Children with newly diagnosed brain tumors often have ophthalmologic abnormalities
OCT 18, 2022
Investigators evaluated the prevalence and clinical presentation of ophthalmologic abnormalities in children with brain tumors.
This was a prospective, nationwide cohort study of 170 children (aged ≤18 years) in the Netherlands who were newly diagnosed with a brain tumor. Complete ophthalmologic examinations with additional orthoptic evaluation and visual field testing were performed in age-appropriate children.
Approximately 60% of children with newly diagnosed brain tumors presented with visual symptoms at diagnosis. About half of all patients presented with papilledema, particularly with supratentorial cerebral and infratentorial tumors. Other common ophthalmologic abnormalities included visual field deficits (most notably in patients with midline supratentorial tumors and nystagmus). In the group who did not present with visual symptoms, 65% were found to have ophthalmologic abnormalities on examination.
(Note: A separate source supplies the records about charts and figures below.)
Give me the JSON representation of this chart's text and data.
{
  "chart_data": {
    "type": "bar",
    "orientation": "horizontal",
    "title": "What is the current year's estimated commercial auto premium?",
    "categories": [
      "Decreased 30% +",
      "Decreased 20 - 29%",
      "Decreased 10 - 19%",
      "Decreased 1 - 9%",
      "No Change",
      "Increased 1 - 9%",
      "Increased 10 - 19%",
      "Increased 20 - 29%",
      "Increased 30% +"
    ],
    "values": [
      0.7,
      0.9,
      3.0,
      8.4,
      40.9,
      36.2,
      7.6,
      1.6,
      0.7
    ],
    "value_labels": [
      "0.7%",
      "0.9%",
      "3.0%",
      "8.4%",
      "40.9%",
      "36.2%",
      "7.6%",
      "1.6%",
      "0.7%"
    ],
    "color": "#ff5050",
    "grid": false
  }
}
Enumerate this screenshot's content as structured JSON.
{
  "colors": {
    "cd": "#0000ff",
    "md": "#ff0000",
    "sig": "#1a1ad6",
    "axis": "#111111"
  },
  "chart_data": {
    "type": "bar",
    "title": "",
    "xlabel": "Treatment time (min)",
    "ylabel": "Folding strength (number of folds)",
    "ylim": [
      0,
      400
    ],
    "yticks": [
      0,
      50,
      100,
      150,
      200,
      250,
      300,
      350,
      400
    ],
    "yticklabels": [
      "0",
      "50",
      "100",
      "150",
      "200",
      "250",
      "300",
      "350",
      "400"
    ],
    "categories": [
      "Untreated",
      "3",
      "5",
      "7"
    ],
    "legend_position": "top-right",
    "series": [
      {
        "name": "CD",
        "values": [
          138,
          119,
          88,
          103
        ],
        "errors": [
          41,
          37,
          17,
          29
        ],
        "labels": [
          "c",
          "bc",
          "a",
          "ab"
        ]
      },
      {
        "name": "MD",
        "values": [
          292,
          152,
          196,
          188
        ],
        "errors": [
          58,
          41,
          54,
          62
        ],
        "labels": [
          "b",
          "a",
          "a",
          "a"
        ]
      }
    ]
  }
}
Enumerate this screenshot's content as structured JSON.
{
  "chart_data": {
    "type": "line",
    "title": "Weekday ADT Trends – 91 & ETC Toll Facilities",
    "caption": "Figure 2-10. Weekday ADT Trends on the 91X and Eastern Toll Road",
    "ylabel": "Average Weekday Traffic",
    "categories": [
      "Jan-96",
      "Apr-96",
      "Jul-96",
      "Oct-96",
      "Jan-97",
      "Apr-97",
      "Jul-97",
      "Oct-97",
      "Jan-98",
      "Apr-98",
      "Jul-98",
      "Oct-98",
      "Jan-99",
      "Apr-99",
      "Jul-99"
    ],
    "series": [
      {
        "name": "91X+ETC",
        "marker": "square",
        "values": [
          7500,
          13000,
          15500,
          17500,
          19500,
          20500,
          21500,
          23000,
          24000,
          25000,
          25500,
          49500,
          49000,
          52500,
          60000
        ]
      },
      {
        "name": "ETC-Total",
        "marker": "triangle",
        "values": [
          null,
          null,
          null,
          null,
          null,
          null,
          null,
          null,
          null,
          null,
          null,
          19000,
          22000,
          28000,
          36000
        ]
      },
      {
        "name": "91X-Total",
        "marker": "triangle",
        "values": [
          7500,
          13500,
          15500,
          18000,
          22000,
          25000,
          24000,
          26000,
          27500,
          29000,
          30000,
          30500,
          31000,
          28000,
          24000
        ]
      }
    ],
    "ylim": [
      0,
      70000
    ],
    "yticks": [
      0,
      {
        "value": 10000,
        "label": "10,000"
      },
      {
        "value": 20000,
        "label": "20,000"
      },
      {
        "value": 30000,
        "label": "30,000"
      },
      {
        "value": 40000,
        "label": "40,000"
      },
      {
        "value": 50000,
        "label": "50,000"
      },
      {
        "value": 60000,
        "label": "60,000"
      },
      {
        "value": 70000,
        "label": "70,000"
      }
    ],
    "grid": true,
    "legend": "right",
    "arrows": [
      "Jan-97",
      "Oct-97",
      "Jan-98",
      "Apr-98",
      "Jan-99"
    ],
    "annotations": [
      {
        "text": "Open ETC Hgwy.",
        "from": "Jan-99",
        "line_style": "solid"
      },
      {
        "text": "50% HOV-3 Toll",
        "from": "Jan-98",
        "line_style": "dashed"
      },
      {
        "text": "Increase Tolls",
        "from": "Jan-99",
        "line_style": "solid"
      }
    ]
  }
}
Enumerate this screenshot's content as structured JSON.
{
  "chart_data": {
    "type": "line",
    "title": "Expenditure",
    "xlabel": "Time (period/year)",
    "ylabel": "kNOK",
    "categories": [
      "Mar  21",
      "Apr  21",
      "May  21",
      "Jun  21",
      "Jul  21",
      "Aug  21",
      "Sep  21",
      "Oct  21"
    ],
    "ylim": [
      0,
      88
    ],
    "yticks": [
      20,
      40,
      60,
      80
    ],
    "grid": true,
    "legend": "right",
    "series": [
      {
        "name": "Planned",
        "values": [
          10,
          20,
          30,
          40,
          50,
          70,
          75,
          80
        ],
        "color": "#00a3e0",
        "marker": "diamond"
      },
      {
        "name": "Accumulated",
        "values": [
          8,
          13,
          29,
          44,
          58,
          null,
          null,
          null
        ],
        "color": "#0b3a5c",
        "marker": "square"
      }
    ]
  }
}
Of the 263 eligible patients, only 170 were included; the exclusion of almost 100 patients may skew the data. Although examinations were performed within 4 weeks of diagnosis, there was variability in whether patients were examined prior to or after initiation of treatment (e.g., surgery).
More than half of children with newly diagnosed brain tumors have visual complaints and ophthalmologic findings that can be vision-threatening. Ophthalmologic examination in these patients is important.